L'officier noir de poil continuait à se tenir devant Angélique avec un air désemparé. Il ramassait son manteau sur le bras avec nervosité et, voulant exécuter devant elle un courtois salut de Cour, ne semblait plus se rappeler de quel côté se trouvait la garde de son épée. Il avait tant couru que son souffle, dans l'air froid, sortait de sa bouche entrouverte comme des bouffées de vapeur d'une marmite.

– Monsieur de Castel-Morgeat, lieutenant du Roi de France en Amérique, présenta le comte de Loménie.

– Monsieur de Castel-Morgeat, s'écria Angélique. Est-ce vous qui avez fait tirer sur notre flotte ?

– Non, mordious ! J'avais donné ma parole ! Je sais la tenir.

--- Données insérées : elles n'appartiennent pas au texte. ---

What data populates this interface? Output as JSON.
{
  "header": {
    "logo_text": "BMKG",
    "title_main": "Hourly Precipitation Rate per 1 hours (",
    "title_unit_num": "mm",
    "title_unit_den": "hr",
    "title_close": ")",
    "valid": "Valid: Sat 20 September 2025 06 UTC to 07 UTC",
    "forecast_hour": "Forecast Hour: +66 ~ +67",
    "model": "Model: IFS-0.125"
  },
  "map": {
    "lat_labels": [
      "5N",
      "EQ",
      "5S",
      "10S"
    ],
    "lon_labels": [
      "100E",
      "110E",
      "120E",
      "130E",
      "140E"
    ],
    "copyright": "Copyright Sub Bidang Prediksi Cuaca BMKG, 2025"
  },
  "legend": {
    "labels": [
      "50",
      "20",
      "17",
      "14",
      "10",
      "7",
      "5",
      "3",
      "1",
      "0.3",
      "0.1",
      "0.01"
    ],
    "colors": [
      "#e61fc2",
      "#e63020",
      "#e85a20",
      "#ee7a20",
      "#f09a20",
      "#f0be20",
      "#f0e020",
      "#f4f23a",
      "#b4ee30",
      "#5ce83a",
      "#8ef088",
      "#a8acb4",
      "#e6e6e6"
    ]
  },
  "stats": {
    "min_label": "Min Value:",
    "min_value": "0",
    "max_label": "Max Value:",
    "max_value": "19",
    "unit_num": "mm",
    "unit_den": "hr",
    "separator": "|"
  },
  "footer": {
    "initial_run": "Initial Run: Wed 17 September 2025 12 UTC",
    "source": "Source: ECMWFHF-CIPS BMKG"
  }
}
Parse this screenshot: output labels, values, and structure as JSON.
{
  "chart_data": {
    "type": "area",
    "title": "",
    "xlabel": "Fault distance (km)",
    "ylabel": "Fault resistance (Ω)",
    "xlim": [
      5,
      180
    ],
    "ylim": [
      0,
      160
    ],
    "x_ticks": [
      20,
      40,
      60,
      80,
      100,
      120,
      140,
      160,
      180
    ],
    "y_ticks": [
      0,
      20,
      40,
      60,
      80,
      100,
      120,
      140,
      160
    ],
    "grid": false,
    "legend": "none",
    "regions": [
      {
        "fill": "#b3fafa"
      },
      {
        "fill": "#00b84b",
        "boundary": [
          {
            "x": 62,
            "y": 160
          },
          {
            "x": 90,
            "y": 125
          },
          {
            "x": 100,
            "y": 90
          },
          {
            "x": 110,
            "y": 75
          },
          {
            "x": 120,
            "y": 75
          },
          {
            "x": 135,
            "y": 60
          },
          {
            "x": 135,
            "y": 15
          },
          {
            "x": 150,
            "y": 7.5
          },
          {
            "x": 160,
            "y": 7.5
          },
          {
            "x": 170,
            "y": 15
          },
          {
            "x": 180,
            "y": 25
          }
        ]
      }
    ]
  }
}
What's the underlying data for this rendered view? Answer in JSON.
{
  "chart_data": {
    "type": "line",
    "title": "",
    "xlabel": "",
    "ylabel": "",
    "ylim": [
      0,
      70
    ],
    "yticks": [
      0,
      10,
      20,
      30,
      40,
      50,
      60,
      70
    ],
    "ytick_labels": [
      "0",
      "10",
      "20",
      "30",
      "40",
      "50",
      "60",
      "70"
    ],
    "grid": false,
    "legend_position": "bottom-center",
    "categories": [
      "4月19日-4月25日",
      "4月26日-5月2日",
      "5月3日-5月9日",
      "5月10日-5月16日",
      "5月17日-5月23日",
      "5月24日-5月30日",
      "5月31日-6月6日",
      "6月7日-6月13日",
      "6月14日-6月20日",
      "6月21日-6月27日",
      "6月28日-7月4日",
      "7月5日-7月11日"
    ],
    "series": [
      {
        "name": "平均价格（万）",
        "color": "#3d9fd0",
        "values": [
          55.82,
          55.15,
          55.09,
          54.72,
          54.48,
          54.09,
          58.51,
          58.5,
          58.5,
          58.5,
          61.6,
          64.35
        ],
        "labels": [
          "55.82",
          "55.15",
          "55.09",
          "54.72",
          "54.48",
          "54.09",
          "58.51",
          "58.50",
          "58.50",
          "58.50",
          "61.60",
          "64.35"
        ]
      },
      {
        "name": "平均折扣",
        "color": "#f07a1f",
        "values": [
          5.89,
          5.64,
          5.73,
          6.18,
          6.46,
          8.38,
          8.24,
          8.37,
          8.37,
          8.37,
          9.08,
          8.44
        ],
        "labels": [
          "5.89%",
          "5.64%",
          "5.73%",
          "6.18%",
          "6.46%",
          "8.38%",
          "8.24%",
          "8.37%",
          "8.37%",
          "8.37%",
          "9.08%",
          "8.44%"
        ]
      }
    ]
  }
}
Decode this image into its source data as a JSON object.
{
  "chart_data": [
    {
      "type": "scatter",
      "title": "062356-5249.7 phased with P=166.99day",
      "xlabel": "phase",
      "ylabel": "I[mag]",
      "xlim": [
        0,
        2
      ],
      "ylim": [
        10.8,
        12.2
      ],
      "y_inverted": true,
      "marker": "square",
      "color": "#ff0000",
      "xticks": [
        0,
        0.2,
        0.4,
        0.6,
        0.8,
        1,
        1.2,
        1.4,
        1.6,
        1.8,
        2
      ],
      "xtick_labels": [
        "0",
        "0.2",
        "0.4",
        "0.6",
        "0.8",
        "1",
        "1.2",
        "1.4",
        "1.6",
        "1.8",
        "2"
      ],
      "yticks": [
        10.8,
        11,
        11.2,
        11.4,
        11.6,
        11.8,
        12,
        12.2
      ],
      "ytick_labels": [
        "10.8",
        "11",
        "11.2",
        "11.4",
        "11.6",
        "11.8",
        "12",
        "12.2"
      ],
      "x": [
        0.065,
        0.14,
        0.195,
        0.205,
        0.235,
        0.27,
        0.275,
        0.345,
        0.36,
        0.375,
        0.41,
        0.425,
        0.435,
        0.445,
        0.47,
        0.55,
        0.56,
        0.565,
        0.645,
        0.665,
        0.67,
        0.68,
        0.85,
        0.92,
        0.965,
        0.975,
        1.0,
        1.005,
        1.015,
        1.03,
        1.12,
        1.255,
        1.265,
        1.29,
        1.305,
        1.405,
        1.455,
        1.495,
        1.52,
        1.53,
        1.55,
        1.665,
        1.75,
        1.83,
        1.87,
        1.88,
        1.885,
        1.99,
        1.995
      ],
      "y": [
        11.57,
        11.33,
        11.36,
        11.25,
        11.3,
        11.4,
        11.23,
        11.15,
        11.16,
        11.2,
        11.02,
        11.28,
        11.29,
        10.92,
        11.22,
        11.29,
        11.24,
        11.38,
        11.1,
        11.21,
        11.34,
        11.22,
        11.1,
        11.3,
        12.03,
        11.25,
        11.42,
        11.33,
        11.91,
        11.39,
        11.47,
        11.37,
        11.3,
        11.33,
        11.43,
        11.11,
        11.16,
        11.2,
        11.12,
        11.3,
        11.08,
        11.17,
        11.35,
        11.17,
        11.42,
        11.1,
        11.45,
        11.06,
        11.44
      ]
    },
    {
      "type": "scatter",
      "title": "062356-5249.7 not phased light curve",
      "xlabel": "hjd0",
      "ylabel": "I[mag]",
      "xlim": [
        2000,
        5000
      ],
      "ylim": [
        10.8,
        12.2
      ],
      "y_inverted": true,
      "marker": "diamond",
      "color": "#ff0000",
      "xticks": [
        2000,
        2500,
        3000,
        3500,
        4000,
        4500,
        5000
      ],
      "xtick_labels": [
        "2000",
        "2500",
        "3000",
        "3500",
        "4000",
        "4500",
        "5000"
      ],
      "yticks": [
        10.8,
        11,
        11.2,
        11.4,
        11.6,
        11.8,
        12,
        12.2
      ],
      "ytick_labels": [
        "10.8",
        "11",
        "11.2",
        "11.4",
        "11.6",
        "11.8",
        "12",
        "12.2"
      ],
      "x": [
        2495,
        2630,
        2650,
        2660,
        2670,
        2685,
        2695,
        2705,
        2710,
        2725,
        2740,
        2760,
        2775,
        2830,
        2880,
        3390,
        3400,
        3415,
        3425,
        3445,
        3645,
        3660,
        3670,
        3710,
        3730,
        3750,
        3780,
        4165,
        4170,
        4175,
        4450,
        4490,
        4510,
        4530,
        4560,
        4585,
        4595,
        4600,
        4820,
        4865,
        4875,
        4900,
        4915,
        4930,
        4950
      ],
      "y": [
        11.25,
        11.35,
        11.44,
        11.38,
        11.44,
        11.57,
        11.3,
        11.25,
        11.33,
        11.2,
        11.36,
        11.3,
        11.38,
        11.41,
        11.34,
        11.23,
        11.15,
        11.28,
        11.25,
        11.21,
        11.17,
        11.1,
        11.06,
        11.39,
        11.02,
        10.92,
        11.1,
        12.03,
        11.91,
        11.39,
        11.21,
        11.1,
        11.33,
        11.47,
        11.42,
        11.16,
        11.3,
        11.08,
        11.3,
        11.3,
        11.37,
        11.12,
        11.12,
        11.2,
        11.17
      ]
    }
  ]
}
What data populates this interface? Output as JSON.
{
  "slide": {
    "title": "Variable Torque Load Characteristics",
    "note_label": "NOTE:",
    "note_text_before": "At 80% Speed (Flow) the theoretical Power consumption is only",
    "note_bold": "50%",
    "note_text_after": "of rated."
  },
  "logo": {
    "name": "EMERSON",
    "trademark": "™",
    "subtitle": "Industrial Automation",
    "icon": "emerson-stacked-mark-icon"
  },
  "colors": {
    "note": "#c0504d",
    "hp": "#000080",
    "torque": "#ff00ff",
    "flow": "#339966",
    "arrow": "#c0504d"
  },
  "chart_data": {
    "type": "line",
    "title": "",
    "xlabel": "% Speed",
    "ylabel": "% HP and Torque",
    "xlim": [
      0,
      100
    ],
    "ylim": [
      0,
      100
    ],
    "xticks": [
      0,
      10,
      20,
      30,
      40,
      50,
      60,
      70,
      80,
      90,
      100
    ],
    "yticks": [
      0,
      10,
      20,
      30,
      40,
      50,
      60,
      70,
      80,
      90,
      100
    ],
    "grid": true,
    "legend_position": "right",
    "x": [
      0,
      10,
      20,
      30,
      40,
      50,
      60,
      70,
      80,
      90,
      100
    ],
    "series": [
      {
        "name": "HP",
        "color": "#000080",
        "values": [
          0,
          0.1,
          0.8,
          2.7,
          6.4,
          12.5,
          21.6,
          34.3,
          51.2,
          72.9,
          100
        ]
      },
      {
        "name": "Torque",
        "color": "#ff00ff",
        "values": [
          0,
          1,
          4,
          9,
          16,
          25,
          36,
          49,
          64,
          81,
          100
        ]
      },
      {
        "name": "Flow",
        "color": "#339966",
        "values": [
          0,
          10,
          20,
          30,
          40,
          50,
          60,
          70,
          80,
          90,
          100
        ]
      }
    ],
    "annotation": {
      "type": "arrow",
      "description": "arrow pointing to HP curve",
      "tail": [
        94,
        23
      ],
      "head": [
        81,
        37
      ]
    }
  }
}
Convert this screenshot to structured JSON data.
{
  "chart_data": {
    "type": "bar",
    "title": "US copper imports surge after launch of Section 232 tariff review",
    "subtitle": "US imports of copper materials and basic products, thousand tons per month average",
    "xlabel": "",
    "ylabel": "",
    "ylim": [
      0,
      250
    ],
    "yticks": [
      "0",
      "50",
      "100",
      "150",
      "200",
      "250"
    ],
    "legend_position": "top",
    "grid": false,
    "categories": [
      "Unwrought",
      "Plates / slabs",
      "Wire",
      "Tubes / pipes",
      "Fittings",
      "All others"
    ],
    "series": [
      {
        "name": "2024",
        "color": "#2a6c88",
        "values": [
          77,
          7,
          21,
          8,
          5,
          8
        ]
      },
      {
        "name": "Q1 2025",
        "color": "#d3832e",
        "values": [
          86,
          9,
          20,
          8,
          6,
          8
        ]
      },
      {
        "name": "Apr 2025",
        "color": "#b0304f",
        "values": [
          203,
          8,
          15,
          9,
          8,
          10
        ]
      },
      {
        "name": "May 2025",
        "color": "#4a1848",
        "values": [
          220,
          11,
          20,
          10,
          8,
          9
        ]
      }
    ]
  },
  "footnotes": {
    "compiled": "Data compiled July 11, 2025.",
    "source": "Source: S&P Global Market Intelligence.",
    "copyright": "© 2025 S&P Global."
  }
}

Il s'appuya contre l'estrade.

– Aïe ! Aïe ! Ma jambe !

– Êtes-vous blessé ?

– Non, ce sont mes douleurs que j'ai contractées dans la campagne d'hiver en Iroquoisie...

Il la quitta d'un air encore plus hagard pour se précipiter sur un gentilhomme qui survenait entouré de douze soldats en justaucorps gris-blanc de l'infanterie, mousquet à l'épaule. Il se prit à lui chuchoter à mi-voix des explications volubiles.

Angélique devina que le nouveau venu était le gouverneur Frontenac. Il lui plut aussitôt. Il y avait en ce quinquagénaire robuste quelque chose de goguenard et de simple qui donnait l'impression de le connaître depuis longtemps. Lorsqu'il fronçait ses sourcils touffus, son regard étincelait comme de l'acier frappé par un brusque éclair. Mais, au repos, sa bouche aux lèvres charnues sous la moustache hérissée avait un pli de bonté, ses yeux riaient volontiers. On voyait qu'il était avant tout un militaire et que l'habit élégant enfilé le matin, le jabot noué au mieux, tous les rubans des décorations à leur place, les bas à baguettes d'or bien tirés avaient certainement requis beaucoup d'héroïsme et de savoir-faire de la part de ses valets. Sa perruque, qu'il portait de cheveux blancs bien qu'il ne fût pas un vieillard, était un peu de travers. Il écouta Castel-Morgeat avec attention mais impatience et expédia d'un revers de main les explications que l'autre recommençait.

– Tout est votre faute ! l'entendit-elle jeter au gouverneur militaire. Vous vous laissez mener par le bout du nez. Et, à cause de votre faiblesse insigne, me voici avec un grave incident diplomatique sur les bras. Je connais Monsieur de Peyrac de réputation de longue date et nous correspondons depuis plus d'un an pour mettre au point notre alliance ! Et voyez, ses vaisseaux se sont retirés. Que mijote-t-il ? Il ne va pas laisser passer cette insulte qui a failli lui coûter son navire amiral... Je veux lui faire porter tout de suite un message. Vous allez vous en charger pour votre peine. Allez, embarquez, tant pis si l'on vous tire dessus...

Sur ces entrefaites, on vint dire à M. de Frontenac que Mme de Peyrac se trouvait là. Il se retourna et l'apercevant poussa une exclamation stupéfaite et ravie et vint à elle les deux mains tendues.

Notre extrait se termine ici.